Rotated Robustness: A Training-Free Defense against Bit-Flip Attacks on Large Language Models

Hardware faults, specifically bit-flips in quantized weights, pose a severe reliability threat to Large Language Models (LLMs), often triggering catastrophic model collapses. We demonstrate that this vulnerability fundamentally stems from the spatial alignment between sensitive weight bits and extreme activation outliers, which causes a single hardware fault to be massively amplified. To address this, we propose Rotated Robustness (RoR), a training-free defense utilizing orthogonal Householder transformations. By applying an orthogonal rotation to the activation space, RoR geometrically smooths extreme outliers across all feature dimensions. This mechanism effectively breaks the alignment between outliers and vulnerable weights, mathematically guaranteeing original model accuracy. Extensive empirical evaluations across Llama-2/3, OPT, and Qwen families demonstrate the superior reliability of our approach. Under random bit-flip attacks, RoR reduces the stochastic collapse rate from 3.15\% to 0.00\% on Qwen2.5-7B. Furthermore, under severe targeted attacks with 50 Progressive Bit Search flips, RoR sustains robust reasoning on Llama-2-7B, maintaining a 43.9\% MMLU accuracy that nearly matches its 45.2\% unattacked accuracy, while competing defenses collapse to random guessing. Most notably, against the Single-Point Fault Attack (SPFA) -- the most aggressive targeted threat -- RoR exponentially inflates the attack complexity from a few bits to over 17,000 precise bit-flips. With a negligible storage overhead of 0.31\% and a minimal inference latency increase of 9.1\% on Llama-2-7B, RoR achieves true lossless robustness, providing a practical and highly reliable defense for LLM deployment.

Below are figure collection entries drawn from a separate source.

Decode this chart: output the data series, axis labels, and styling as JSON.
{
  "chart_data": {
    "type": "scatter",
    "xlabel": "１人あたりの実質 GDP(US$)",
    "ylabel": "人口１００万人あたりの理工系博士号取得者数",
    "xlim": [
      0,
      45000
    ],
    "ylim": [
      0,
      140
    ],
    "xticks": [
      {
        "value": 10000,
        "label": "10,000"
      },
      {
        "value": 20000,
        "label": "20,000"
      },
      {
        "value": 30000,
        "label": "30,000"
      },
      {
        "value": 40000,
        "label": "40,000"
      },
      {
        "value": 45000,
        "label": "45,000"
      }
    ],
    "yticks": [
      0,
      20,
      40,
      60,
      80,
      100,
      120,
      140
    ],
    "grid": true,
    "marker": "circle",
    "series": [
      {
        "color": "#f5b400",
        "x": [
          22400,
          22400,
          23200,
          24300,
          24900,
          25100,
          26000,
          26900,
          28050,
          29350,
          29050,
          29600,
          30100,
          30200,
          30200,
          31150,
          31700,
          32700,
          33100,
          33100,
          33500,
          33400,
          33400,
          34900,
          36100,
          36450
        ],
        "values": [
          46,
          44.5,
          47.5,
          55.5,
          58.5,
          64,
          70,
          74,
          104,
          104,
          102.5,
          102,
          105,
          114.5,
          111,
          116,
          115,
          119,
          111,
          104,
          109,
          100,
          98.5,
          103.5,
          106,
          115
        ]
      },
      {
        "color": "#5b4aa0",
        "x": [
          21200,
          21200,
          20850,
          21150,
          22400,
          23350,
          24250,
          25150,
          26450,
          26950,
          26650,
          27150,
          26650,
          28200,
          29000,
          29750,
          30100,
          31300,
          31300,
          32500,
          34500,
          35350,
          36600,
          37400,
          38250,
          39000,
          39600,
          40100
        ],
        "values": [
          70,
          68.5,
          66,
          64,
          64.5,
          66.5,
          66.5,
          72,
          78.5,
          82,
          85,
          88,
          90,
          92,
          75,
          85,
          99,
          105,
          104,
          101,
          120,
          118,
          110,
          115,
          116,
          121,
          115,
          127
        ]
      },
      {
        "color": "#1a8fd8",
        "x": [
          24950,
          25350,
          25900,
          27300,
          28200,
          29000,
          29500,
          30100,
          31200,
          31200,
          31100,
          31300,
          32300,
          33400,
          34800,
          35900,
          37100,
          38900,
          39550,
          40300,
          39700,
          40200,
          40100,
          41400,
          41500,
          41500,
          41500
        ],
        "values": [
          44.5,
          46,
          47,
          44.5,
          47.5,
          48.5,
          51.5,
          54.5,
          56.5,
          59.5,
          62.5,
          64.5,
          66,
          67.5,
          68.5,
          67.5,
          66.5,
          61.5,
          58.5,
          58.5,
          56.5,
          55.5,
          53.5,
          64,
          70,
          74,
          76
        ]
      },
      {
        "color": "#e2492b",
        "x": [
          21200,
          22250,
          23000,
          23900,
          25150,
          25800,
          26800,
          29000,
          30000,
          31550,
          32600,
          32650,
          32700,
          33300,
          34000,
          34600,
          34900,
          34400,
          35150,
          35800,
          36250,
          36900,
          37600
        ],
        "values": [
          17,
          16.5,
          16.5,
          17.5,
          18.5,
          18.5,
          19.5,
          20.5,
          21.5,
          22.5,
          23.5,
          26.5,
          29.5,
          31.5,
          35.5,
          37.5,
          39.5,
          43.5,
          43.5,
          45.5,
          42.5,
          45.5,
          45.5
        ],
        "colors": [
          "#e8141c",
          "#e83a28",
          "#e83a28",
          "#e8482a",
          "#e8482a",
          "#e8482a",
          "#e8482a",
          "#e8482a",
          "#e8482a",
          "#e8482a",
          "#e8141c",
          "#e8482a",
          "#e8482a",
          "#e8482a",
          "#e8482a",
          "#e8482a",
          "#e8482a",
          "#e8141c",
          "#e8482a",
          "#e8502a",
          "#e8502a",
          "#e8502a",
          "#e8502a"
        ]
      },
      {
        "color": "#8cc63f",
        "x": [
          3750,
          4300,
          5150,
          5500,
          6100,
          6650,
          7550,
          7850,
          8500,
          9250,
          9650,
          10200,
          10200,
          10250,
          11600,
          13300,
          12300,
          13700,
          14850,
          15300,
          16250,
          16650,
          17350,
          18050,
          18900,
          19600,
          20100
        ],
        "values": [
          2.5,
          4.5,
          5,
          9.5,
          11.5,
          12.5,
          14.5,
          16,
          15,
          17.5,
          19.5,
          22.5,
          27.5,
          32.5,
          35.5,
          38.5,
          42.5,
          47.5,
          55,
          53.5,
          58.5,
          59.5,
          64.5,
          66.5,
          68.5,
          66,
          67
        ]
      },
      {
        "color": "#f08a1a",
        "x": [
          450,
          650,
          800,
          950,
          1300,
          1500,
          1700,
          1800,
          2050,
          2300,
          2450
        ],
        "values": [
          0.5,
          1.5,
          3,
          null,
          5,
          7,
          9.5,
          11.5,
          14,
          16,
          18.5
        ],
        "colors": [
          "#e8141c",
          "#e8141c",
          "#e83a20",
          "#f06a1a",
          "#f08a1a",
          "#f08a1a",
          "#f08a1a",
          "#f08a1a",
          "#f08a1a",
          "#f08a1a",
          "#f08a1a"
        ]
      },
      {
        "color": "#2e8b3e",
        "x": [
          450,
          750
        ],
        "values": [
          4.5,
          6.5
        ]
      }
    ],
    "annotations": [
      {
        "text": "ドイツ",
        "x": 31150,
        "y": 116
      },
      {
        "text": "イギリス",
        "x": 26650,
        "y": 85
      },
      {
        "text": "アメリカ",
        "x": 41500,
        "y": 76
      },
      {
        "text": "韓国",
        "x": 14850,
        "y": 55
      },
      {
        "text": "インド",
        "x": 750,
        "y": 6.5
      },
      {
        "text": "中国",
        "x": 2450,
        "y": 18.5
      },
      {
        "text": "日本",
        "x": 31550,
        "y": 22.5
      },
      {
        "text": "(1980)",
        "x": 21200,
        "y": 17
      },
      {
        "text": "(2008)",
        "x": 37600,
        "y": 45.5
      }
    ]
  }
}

翻译：硬件故障，特别是量化权重中的比特翻转，对大语言模型（LLM）的可靠性构成严重威胁，常常引发灾难性的模型崩溃。我们证明，这种脆弱性从根本上源于敏感权重比特与极端激活异常值之间的空间对齐，这导致单个硬件故障被大规模放大。为解决此问题，我们提出旋转鲁棒性（RoR），一种利用正交Householder变换的无训练防御方法。通过对激活空间施加正交旋转，RoR在几何上将极端异常值平滑分布到所有特征维度上。该机制有效打破了异常值与脆弱权重之间的对齐，在数学上保证了原始模型的准确性。在Llama-2/3、OPT和Qwen系列模型上的广泛实证评估证明了我们方法的卓越可靠性。在随机比特翻转攻击下，RoR将Qwen2.5-7B的随机崩溃率从3.15%降低至0.00%。此外，在包含50次渐进比特搜索翻转的严重定向攻击下，RoR在Llama-2-7B上保持了稳健的推理能力，维持了43.9%的MMLU准确率，几乎与其未受攻击时的45.2%准确率持平，而竞争性防御方法则崩溃至随机猜测水平。最值得注意的是，针对最具攻击性的定向威胁——单点故障攻击（SPFA），RoR将攻击复杂度从几个比特指数级地提升至超过17,000次精确比特翻转。在Llama-2-7B上，RoR仅带来0.31%的可忽略存储开销和9.1%的最小推理延迟增加，实现了真正的无损鲁棒性，为LLM部署提供了一种实用且高度可靠的防御方案。